У Швейка были огромные серые глаза и особенная улыбка. Он не был отъявленной шпаной, подобно нам. В наших разговорах о родственниках, хотя бы третьестепенных, он не участвовал. Лишь однажды произнес, криво усмехнувшись, что эти (имея в виду родителей) живут неподалеку, с собакой и машиной (в войну – машина, нам такое и представить было невозможно), и что однажды, когда мы шлялись, они даже проехали навстречу, но не узнали или не захотели узнавать сынка. Мы тут же предложили проколоть им шины, поджечь дом или хотя бы накласть перед дверью. А еще проще – отравить собаку. А он лишь покачал головой и сказал: «В чем собака-то виновата? Она добрая, она-то меня понимала…»
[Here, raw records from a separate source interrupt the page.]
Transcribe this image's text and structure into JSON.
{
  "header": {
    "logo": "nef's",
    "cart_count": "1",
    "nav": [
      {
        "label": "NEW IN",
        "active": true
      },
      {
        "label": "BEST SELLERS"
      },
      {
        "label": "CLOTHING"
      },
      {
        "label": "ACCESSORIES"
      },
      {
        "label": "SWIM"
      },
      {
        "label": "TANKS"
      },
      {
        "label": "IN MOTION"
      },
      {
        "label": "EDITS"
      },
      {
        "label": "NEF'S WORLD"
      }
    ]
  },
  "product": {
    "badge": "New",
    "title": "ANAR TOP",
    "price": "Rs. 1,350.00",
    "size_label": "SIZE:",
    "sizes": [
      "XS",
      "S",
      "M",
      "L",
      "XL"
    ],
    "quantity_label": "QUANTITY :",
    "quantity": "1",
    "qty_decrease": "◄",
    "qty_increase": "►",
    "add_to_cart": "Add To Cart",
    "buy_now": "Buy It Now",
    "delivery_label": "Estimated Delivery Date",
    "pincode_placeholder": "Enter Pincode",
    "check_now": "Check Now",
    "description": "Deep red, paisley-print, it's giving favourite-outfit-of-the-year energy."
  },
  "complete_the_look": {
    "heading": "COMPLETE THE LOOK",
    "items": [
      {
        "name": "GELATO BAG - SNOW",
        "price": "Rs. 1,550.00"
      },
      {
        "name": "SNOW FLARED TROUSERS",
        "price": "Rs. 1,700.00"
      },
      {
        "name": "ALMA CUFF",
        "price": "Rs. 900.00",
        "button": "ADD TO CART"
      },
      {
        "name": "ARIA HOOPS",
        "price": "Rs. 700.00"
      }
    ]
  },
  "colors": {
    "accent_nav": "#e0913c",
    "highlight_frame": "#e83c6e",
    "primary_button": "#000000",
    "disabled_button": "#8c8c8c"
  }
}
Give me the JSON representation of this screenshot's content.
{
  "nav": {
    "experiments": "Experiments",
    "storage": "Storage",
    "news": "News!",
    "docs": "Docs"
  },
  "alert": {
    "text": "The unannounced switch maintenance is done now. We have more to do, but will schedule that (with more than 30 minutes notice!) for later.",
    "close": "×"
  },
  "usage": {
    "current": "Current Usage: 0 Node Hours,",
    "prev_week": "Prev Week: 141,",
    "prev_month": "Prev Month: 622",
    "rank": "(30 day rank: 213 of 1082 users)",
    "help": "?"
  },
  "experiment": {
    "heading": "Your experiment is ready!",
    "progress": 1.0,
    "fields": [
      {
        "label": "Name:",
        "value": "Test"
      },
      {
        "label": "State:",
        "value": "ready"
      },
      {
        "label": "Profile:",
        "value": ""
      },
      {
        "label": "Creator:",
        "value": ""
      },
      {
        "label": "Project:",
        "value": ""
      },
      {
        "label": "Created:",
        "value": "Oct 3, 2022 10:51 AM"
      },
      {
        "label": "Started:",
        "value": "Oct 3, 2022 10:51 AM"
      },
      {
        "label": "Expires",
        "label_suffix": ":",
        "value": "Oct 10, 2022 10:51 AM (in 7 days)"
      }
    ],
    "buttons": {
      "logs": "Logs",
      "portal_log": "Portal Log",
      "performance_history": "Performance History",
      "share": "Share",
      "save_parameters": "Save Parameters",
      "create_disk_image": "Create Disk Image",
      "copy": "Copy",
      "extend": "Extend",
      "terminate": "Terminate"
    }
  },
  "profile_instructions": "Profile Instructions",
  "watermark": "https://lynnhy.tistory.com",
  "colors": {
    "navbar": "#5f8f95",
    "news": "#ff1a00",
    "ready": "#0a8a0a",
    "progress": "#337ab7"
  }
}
Говорят, что там, на рынке, его окликнули, и он, улыбаясь, доверчиво пошел. И у лабазов, где было меньше всего свидетелей, двое подростков схватили его за руки, а третий деловито, будто исполняя работу, воткнул ему в бок, провернув для верности, огромный остро отточенный гвоздь. Или штырь. Какая разница. Когда мы прибежали, он лежал среди собравшейся толпы и смотрел вверх. Он еще дышал, только кровь при каждом вдохе начинала сильней булькать из раны. А потом откинул голову и застыл. Мы взяли Швейка на руки и так пошли, и никто нас не остановил, никто не попытался помочь. Только тетка одна сердобольная всхлипнула, но один из нас так на нее посмотрел, что она тут же исчезла. Мы всех в тот момент ненавидели: и тех, кто молчал, и тех, кто попытался нам сочувствовать. Все они убили нашего Швейка! И мы знали, что вернемся сюда и тоже кого-нибудь убьем. Да мы всех убьем, потому что все убивали нас. Убивали тем, что смотрели, как мы голодаем, тем, что ловили нас и били, тем, что видели, как мы бросаемся за мерзлой картофелиной, упавшей с возка в грязь, как жмемся к ним, своим врагам, погибая от холода, от вшей, от язв… Убивали, потому что боялись подойти, боялись помочь, боялись нарушить свой скверный, полуголодный мир, который у них еще был. Именно в тот момент, когда мы несли нашего товарища, мы становились врагами всего человечества и точно знали: все человечество против нас. Мы несли Швейка по огородам, по насыпи, по свалкам, временами садились, положив его на землю и подстелив ему под голову, чтобы не было жестко, лопухи. Не было слов, даже слез не было.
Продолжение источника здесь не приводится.